Una vez cada cuatro años, durante las primarias norteamericanas, los medios estadounidenses descubren el interior del país. Evan Osnos, que cubre la campaña 2016 para The New Yorker, se asombra: “Veinticuatro horas en Dakota del Sur valen como seis semanas en tu oficina de Washington”. Contó que se aprende más escuchando a “toda esa gente allá afuera”.
La solución evidente está en colocar más periodistas “allá afuera”. Eso evitaría a los reporteros la molestia de circular por la metrópolis cubriendo lo que el historiador Daniel Boorstin llamó “seudo-eventos fabricados”, como conferencias de prensas mentirosas que, de todos modos, ahora se transmiten online. Pondría fin al absurdo de tener comentaristas norteamericanos tomándole el pulso a la nación desde Brooklyn. Demostraría a la gente de “allá afuera” que los medios saben que ellos existen. Y lo mejor, un periodista que se muda de una metrópolis cara al interior del país recibirá un tipo de aumento salarial de facto de los que ahora casi no se escuchan en nuestra industria.

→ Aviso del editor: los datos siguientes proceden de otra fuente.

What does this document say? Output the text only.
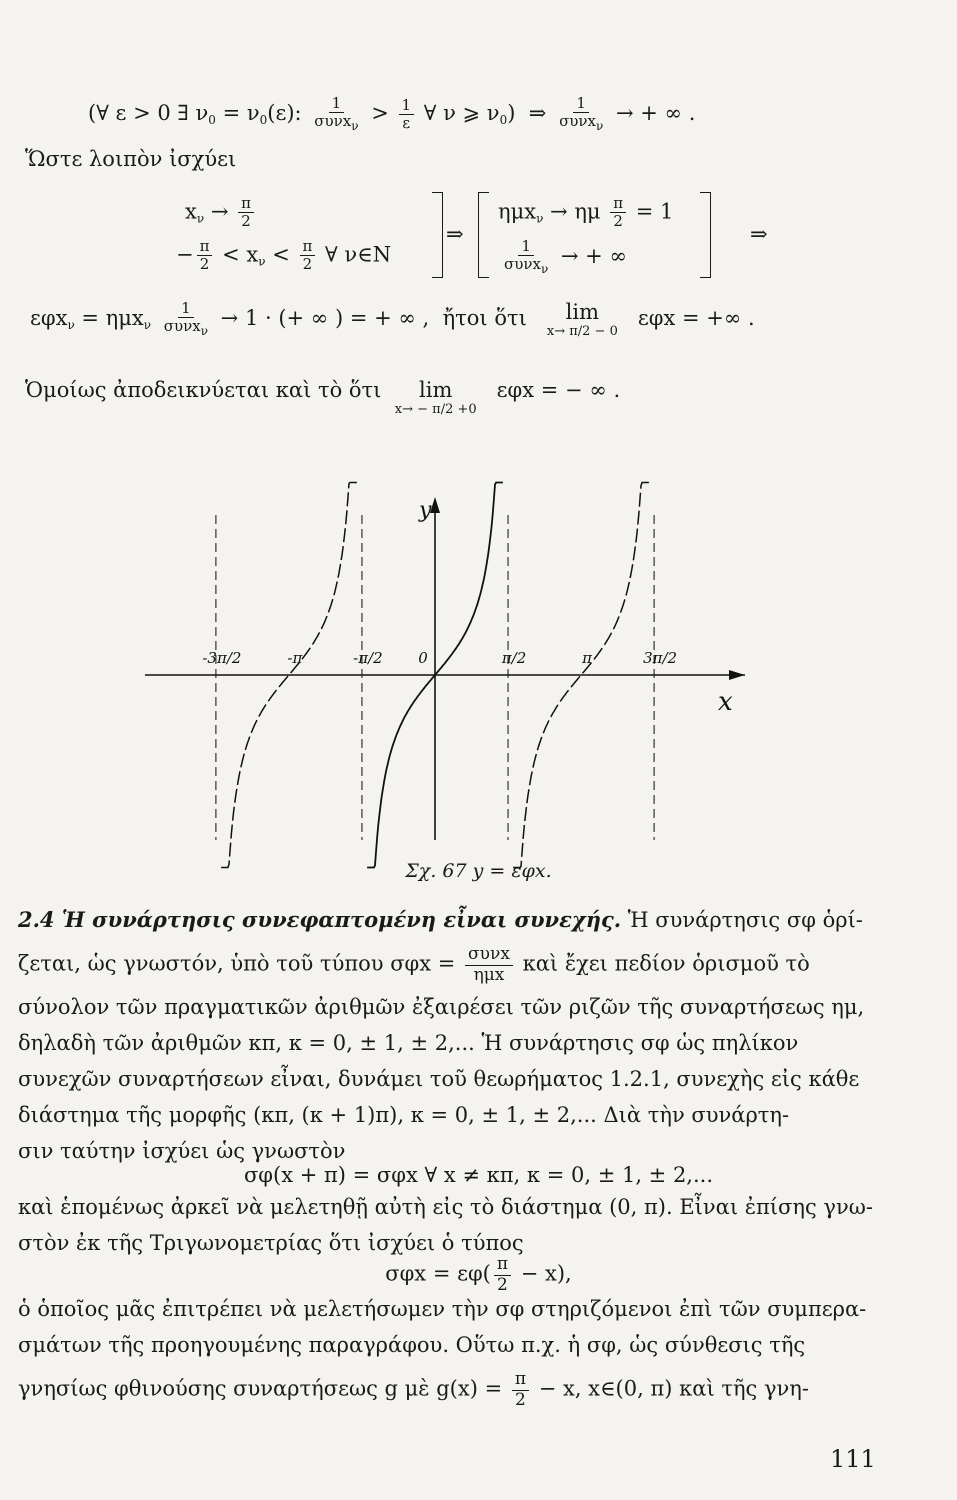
(∀ ε > 0 ∃ $\nu_0 = \nu_0(\varepsilon)$: $\frac{1}{\sigma\upsilon\nu x_\nu} > \frac{1}{\varepsilon}$ ∀ ν ⩾ $\nu_0$) ⇒ $\frac{1}{\sigma\upsilon\nu x_\nu}$ → + ∞ .
Ὥστε λοιπὸν ἰσχύει
$x_\nu \to \frac{\pi}{2}$
− $\frac{\pi}{2} < x_\nu < \frac{\pi}{2}$ ∀ ν∈N
⇒
ημx$_\nu$ → ημ $\frac{\pi}{2} = 1$
$\frac{1}{\sigma\upsilon\nu x_\nu}$ → + ∞
⇒
$\varepsilon\varphi x_\nu = \eta\mu x_\nu \frac{1}{\sigma\upsilon\nu x_\nu} \to 1$ · (+ ∞ ) = + ∞ , ἤτοι ὅτι lim
x→ π/2 − 0
εφx = +∞ .
Ὁμοίως ἀποδεικνύεται καὶ τὸ ὅτι lim
x→ − π/2 +0
εφx = − ∞ .
x
y
-3π/2	-π	-π/2 0	π/2	π	3π/2
Σχ. 67 y = εφx.
2.4 Ἡ συνάρτησις συνεφαπτομένη εἶναι συνεχής. Ἡ συνάρτησις σφ ὁρί-
ζεται, ὡς γνωστόν, ὑπὸ τοῦ τύπου $\sigma\varphi x = \frac{\text{συνx}}{\text{ημx}}$ καὶ ἔχει πεδίον ὁρισμοῦ τὸ
σύνολον τῶν πραγματικῶν ἀριθμῶν ἐξαιρέσει τῶν ριζῶν τῆς συναρτήσεως ημ,
δηλαδὴ τῶν ἀριθμῶν κπ, κ = 0, ± 1, ± 2,... Ἡ συνάρτησις σφ ὡς πηλίκον
συνεχῶν συναρτήσεων εἶναι, δυνάμει τοῦ θεωρήματος 1.2.1, συνεχὴς εἰς κάθε
διάστημα τῆς μορφῆς (κπ, (κ + 1)π), κ = 0, ± 1, ± 2,... Διὰ τὴν συνάρτη-
σιν ταύτην ἰσχύει ὡς γνωστὸν
σφ(x + π) = σφx ∀ x ≠ κπ, κ = 0, ± 1, ± 2,...
καὶ ἑπομένως ἀρκεῖ νὰ μελετηθῇ αὐτὴ εἰς τὸ διάστημα (0, π). Εἶναι ἐπίσης γνω-
στὸν ἐκ τῆς Τριγωνομετρίας ὅτι ἰσχύει ὁ τύπος
$\sigma\varphi x = \varepsilon\varphi( \frac{\pi}{2} - x)$,
ὁ ὁποῖος μᾶς ἐπιτρέπει νὰ μελετήσωμεν τὴν σφ στηριζόμενοι ἐπὶ τῶν συμπερα-
σμάτων τῆς προηγουμένης παραγράφου. Οὕτω π.χ. ἡ σφ, ὡς σύνθεσις τῆς
γνησίως φθινούσης συναρτήσεως g μὲ $g(x) = \frac{\pi}{2} - x$, x∈(0, π) καὶ τῆς γνη-
111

Enviar al interior jóvenes instruidos puede sonar como una campaña de reeducación maoísta, pero los medios necesitan un cambio radical. Sólo 43% de los europeos ahora confía en la prensa escrita, informa la Comisión Europea. Cuatro de cada diez norteamericanos, un piso histórico, tienen “mucha” o “bastante” confianza en los medios de comunicación masiva, según la encuestadora Gallup. Trump sabe exactamente lo que está haciendo cuando critica a los periodistas y a los políticos. Pensemos en su arremetida misógena contra la presentadora de Fox Megyn Kelly, o su amenaza el lunes pasado de cambiar las leyes “para que la prensa tenga que ser honesta”.
Cada sección del establishment occidental tiene que llegar a los oprimidos sin imitar el racismo “trumpista”. Los futuros candidatos políticos podrían aprender de los esfuerzos de Hillary Clinton y no meterse en la cama con los bancos. Harvard podría ya no cobrar la matrícula y los aranceles. Los bancos pueden aceptar un poco más de regulación. Un gran empujón del establishment y quizás no será 1789 otra vez.